La possibilité de punir si sévèrement l’outrage au roi, à la reine ou à sa famille est extrêmement problématique. Avec cette loi, on empêche les gens d’avoir une opinion libre.

Cette loi est également très ambigüe: la jurisprudence thaïlandaise a qualifié de façon assez large plusieurs actes de “lèse-majesté”. Ça peut être par exemple des commentaires sarcastiques en ligne sur le roi, ou encore le fait de s’habiller d’une certaine façon. 

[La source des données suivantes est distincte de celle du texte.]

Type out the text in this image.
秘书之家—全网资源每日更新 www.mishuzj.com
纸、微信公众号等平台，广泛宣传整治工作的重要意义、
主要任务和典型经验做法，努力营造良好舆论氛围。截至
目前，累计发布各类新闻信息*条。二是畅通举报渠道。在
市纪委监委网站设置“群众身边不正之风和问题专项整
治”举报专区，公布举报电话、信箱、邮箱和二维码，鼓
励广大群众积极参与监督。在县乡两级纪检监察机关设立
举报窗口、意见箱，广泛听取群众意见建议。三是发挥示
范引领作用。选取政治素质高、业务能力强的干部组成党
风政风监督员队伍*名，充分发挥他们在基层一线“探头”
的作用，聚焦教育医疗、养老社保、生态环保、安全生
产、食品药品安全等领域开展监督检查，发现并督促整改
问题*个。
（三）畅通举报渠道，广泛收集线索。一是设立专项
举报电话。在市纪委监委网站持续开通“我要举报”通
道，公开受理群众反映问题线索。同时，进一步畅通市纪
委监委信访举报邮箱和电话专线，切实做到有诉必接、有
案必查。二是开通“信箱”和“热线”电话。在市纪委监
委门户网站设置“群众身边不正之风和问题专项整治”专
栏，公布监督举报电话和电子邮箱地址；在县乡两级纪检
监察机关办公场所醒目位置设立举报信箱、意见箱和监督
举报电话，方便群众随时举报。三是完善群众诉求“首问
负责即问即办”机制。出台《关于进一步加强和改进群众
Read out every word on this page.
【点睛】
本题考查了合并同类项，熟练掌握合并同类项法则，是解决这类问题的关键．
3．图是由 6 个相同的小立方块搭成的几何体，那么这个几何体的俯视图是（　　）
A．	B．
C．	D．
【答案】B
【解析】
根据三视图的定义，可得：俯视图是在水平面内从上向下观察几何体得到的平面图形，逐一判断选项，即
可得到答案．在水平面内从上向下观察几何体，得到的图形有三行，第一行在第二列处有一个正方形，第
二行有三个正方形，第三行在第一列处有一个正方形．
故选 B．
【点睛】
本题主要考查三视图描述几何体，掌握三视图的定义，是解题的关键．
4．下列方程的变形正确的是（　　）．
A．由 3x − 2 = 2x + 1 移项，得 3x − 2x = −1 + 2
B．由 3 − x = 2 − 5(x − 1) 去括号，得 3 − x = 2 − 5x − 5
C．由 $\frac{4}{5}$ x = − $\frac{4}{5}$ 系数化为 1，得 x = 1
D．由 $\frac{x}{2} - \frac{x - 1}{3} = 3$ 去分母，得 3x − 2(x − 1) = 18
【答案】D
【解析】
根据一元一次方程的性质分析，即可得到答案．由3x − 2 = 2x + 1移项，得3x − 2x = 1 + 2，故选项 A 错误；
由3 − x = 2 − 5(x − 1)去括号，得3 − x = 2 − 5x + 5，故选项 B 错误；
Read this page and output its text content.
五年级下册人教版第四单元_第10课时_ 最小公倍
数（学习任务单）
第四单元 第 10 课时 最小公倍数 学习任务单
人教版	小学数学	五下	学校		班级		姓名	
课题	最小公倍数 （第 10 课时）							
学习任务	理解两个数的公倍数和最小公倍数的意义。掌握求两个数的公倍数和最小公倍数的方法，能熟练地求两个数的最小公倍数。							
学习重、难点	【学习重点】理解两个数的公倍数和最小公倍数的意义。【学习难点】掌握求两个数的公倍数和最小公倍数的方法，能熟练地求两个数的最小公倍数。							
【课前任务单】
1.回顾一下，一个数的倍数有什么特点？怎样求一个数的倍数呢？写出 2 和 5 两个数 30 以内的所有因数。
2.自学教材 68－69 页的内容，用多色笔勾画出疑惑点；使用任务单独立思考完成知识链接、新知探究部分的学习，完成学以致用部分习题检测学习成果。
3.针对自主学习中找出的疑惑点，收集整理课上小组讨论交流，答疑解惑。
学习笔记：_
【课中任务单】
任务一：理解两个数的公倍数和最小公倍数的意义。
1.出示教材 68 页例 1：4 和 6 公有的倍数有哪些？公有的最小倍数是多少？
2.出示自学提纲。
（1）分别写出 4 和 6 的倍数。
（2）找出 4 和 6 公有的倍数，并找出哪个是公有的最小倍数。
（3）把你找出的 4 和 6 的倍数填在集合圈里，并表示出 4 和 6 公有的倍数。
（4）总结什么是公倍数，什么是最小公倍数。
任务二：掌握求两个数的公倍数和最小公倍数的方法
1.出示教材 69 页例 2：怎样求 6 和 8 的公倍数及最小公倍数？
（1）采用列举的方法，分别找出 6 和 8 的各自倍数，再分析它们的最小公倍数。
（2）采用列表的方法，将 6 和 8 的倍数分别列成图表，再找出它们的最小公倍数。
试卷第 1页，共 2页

Plusieurs photos montrent le visage des deux jeunes femmes placardé dans la rue en Thaïlande.

 

Je me suis par exemple déjà occupée d’une jeune femme qui a été poursuivie pour avoir porter une robe traditionnelle thaï [lors d’un défilé de mode pro-démocratie à Bangkok en 2020, NDLR]. Une photo d’elles est devenue virale et la justice considérait que la robe ressemblait à celle de la reine, elle a été reconnue coupable de diffamation envers la reine selon l’article 112 et a été emprisonnée.

Sur Twitter, les messages pro-démocratie en soutien aux deux activistes sont nombreux à porter le hashtag “abolissez le 112” (#ยกเลิก112) l’article qui criminalise la “lèse-majesté”.

La Thaïlande a eu particulièrement recours à l’article 112 depuis les manifestations de 2020 contre la monarchie et le gouvernement du militaire Prayut Chan-o-cha, devenu premier ministre avec le soutien du roi après avoir mené un coup d’État en 2014. Selon Human Rights Watch, plus de 200 personnes ont été inculpées sur ce motif depuis

En janvier 2021, une militante pro-démocratie avait écopé d’une peine record de quatre vingt-sept ans de prison, notamment pour plusieurs offenses de  “lèse-majesté”.

Sur les réseaux sociaux, de nombreux militants pro-démocratie ont partagé des photos avec le chiffre “112” barré sur la paume, en référence de l’article 112.

Notre Observatrice pointe également l’article 116 du code pénal thaïlandais qui sanctionne “l’incitation à la violation de la constitution” jusqu’à sept ans de prison, régulièrement utilisé à la place ou en plus de l’offense de lèse-majesté pour faire taire les opposants.